Впрочем, впоследствии Лу признавала, что в ее отношениях с обоими родителями отсутствовала — в сравнении с огромным большинством детей, из воспоминаний которых она позже с удивлением это обнаружила, — пылкость в проявлении чувств, будь то утешение или любовь. Всегда оставалось пространство некоторой дистанции… или свободы.

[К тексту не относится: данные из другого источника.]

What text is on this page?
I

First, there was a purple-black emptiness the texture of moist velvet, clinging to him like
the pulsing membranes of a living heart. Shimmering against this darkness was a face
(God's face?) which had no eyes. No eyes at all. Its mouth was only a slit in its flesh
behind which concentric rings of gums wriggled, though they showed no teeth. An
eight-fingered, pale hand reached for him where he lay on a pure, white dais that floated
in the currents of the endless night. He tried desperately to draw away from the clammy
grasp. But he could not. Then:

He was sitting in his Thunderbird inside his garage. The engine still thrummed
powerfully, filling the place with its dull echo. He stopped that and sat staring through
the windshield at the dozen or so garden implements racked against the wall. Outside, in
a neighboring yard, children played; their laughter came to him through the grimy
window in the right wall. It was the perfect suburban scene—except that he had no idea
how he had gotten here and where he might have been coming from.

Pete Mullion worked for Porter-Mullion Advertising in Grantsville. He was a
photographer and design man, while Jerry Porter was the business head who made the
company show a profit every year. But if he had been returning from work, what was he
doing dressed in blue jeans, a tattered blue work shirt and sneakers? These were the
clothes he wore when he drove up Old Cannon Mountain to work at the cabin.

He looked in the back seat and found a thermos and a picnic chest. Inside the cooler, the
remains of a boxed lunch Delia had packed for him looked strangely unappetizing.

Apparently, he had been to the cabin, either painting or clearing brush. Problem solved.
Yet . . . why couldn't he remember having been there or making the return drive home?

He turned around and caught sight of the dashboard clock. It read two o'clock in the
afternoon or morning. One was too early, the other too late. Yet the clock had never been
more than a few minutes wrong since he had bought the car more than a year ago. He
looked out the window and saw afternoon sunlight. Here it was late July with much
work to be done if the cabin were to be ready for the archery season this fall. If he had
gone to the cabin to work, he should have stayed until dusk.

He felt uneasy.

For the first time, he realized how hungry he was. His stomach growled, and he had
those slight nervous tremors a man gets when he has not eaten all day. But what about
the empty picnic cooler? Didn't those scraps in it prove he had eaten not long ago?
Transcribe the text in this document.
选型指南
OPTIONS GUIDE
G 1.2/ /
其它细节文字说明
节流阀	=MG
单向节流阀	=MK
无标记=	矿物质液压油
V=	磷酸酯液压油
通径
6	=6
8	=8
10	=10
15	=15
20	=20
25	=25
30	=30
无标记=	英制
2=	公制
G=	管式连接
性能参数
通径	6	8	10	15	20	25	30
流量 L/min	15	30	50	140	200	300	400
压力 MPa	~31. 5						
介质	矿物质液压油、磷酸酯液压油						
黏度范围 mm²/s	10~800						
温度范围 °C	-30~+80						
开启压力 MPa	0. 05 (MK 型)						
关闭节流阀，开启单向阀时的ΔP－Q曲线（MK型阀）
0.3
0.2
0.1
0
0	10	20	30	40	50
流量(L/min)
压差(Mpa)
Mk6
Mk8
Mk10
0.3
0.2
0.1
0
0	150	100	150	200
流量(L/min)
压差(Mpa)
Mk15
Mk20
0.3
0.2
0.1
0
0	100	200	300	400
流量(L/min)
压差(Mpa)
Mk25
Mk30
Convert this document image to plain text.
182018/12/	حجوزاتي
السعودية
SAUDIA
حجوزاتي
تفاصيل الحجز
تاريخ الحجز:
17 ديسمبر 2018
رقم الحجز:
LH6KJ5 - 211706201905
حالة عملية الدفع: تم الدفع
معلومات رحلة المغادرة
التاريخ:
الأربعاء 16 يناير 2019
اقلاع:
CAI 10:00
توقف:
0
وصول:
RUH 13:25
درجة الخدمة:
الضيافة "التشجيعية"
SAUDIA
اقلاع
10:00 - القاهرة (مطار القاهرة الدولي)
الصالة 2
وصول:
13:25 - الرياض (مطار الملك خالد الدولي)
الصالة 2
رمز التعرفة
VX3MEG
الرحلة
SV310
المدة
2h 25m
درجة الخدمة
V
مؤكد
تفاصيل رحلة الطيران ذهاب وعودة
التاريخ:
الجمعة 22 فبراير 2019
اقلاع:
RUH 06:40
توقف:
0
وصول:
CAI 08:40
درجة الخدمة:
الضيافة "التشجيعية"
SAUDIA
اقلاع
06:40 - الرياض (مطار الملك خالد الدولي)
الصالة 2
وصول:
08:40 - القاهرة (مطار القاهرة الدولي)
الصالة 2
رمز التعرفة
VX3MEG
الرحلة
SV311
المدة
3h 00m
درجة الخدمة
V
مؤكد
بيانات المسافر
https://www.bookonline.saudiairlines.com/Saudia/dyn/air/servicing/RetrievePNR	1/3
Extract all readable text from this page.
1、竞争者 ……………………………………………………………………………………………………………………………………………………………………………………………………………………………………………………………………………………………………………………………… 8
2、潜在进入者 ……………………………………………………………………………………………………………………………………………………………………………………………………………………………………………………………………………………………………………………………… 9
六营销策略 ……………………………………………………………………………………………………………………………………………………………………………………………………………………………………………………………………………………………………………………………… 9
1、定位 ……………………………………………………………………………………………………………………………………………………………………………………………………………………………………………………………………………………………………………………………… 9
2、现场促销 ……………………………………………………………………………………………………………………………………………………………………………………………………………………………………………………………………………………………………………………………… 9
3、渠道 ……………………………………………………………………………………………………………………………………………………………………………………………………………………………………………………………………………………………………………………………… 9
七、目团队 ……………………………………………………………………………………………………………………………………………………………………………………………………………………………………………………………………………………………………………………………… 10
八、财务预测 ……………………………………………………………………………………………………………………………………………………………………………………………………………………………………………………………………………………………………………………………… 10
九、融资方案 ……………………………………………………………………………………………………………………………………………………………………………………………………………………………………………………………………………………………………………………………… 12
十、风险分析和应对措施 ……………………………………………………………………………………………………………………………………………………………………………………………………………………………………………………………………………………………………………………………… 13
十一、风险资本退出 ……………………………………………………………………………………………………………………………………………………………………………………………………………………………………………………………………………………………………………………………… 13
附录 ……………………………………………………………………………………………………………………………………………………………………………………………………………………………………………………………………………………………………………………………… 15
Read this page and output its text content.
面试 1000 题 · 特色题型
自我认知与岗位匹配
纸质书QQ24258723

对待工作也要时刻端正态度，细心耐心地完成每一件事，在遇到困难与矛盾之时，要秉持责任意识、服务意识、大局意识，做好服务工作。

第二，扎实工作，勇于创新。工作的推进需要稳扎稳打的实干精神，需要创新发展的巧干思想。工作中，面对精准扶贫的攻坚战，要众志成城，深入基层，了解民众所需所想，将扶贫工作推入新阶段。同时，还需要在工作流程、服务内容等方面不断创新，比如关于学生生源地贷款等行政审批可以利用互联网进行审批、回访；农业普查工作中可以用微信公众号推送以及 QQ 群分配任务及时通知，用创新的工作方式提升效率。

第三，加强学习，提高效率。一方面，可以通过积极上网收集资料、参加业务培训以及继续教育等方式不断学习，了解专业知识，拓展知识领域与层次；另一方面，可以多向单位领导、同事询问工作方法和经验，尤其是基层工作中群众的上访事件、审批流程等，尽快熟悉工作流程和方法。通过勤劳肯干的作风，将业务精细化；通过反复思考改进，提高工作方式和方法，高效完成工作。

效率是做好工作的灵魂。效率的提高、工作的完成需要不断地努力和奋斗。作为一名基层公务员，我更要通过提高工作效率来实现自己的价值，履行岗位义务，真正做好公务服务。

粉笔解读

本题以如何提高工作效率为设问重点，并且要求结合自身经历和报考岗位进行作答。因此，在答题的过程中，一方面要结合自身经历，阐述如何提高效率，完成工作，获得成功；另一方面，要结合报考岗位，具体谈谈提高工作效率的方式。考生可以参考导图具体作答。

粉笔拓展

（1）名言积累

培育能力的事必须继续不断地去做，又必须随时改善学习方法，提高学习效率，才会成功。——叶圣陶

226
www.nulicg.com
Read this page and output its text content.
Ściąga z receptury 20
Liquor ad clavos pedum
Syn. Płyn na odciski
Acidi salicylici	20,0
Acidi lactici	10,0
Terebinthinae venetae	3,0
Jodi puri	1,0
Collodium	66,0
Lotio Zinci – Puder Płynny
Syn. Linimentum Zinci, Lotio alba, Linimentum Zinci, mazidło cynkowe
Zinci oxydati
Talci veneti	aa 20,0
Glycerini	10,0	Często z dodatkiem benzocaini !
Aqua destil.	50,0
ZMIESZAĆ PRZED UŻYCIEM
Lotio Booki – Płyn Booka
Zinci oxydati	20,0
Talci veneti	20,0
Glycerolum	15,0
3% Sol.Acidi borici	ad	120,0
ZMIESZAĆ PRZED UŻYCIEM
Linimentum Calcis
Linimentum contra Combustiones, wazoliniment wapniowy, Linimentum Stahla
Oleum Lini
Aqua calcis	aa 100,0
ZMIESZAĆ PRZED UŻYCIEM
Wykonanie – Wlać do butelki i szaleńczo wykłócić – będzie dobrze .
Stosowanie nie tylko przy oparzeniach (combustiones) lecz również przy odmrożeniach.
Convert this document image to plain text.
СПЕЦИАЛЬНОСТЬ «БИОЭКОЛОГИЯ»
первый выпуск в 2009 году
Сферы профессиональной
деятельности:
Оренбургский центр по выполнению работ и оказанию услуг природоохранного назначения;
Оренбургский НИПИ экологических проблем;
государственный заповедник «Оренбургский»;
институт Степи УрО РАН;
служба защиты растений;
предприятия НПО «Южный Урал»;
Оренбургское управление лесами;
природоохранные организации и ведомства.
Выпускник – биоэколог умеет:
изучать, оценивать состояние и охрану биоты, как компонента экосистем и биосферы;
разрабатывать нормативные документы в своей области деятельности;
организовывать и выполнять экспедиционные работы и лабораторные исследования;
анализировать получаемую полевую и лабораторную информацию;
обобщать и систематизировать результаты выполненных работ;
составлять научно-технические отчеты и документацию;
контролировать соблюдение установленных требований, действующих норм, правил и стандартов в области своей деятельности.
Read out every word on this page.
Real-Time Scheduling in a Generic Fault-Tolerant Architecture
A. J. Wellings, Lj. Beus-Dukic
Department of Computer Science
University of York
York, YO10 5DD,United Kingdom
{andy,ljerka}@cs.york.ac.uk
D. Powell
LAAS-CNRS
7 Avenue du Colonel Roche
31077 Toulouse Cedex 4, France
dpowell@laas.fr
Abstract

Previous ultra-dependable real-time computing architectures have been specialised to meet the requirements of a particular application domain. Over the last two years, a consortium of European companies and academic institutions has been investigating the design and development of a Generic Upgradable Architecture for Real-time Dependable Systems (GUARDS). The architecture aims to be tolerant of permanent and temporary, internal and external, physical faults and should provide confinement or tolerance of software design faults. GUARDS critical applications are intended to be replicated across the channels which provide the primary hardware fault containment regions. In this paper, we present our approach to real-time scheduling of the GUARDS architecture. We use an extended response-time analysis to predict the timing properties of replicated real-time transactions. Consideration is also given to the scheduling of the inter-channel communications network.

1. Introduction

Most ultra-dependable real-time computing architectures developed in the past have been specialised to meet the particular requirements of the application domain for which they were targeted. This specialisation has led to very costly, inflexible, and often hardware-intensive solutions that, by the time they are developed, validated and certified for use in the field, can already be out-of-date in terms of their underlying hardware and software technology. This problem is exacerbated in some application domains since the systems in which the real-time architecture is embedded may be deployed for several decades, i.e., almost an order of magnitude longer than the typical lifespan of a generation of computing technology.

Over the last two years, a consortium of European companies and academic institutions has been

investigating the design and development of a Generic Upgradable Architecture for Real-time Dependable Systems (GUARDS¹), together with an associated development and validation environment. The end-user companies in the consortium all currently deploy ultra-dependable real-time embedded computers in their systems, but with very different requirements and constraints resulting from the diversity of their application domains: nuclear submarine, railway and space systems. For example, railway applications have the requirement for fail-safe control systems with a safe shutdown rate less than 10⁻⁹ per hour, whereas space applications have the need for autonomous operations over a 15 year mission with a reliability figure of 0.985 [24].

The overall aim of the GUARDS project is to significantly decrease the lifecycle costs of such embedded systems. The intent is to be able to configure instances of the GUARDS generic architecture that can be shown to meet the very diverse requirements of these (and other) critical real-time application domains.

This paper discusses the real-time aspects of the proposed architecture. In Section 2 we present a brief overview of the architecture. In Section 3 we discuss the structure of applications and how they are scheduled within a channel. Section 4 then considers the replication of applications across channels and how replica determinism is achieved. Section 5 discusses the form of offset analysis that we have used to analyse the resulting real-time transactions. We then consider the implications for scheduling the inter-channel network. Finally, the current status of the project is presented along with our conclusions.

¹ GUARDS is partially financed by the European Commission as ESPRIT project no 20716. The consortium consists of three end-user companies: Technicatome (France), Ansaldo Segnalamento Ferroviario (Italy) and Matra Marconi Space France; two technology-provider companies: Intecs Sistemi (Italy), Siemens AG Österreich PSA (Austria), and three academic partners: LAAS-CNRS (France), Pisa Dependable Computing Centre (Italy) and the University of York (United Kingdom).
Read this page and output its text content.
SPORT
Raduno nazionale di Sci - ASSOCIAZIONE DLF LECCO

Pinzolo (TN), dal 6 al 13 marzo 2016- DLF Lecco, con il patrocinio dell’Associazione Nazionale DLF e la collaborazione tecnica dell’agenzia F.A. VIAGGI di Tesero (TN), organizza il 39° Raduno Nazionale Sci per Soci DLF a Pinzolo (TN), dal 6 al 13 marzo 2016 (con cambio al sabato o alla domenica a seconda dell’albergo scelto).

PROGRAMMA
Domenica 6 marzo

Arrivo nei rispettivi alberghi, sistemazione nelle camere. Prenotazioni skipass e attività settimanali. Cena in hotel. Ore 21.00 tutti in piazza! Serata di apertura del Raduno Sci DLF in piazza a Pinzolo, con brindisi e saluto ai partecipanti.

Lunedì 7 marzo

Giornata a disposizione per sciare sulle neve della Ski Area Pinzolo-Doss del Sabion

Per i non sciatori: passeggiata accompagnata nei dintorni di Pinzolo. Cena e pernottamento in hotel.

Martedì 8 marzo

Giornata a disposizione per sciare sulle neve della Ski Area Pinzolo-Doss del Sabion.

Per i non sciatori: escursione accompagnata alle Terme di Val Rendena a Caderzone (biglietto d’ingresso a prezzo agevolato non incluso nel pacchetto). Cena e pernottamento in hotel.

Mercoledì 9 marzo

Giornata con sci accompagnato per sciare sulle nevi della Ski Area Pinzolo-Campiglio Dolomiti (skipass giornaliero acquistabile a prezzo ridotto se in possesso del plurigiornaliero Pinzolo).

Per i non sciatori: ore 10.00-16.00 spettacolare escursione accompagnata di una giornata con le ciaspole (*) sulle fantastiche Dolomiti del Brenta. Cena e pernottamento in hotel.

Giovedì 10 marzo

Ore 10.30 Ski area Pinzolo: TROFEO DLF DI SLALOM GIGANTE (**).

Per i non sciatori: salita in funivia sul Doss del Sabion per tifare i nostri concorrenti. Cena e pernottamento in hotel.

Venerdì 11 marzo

Более душевными и во всяком случае специфически русскими были ее воспоминания о кормилице и няне (кормилица в семье была только у Лели). "Моя кормилица, мягкая красивая женщина, была очень привязана ко мне. Позже, после того как она совершила паломничество в Иерусалим, она даже достигла "Малого Святого Причастия" — над чем мои братья громко хохотали и что меня сделало невероятно гордой за мою кормилицу. Русские няньки справедливо славились своими удивительными материнскими чувствами (хотя, конечно же, гораздо меньшим искусством воспитания), и не всякая родная мать могла бы в этом с ними тягаться. Среди них повсюду еще встречались отпрыски крепостных крестьян, и уже поэтому, воскрешая в памяти слово "крепостной", можно было бы испытывать благодарность. Вообще же русские слуги в нашей семье были изрядно разбавлены "нерусскими элементами": татарами-кучерами, (которым отдавалось предпочтение из-за их воздержания от спиртного) и эстонцами. В нашем доме смешались веры евангелическая, греко-католическая и магометанская, старый и новый календарный стили в отношении постов и выдачи жалования. Еще более пестрым все это было в результате того, что нашим загородным домом в Петергофе управляли швабские колонисты, которые в одежде и в языке строго придерживались своих образцов, действующих на давно покинутой швабской родине".
Словом, культурная гибкость, которая позволила Лу так органично влиться в европейский контекст, была во многом предзадана ее образованием и даже особенностями повседневного быта. Но в Лу надолго остался открытым вопрос ее подлинной культурной принадлежности. Годами она возвращалась к истокам, "врастала", как она выразилась, в свою "русскость". Когда двадцатилетняя Лу встретилась с Иваном Тургеневым, едва ли он увидел в ней характерный образ соотечественницы. (Интересно, могла ли Лу пополнить галерею "тургеневских" девушек? Ее фотографии той поры порождают ряд "тургеневских" ассоциаций: одухотворенность, неприступность, загадочность — казалось бы, все составляющие образа налицо… И все же какой-то компоненты "тургеневской" героини в ней недостает — быть может, чисто славянской жертвенности, самоотреченности?) Иностранкой она показалась и Льву Толстому. Однако же для Ницше и его окружения Лу была безусловно русской, таинственной чужестранкой. Скрывался ли за этим просто штамп восприятия, тяга европейцев к экзотике или нечто большее, заметное лишь постороннему глазу? Быть может, характерное сочетание мудрости и детскости? "Предельной серьезности мужчины и отважной беззаботности ребенка", по словам одной из ее подруг? "Все настоящие русские — это люди, которые в сумерках говорят то, что другие отрицают при свете", — писал Рильке своей матери после знакомства с Лу. Но лишь его соучастие в "Великом Возвращении" откроет для нее Россию как просвет в сказочный мир. До этого Россия по большому счету оставалась для нее неузнанной.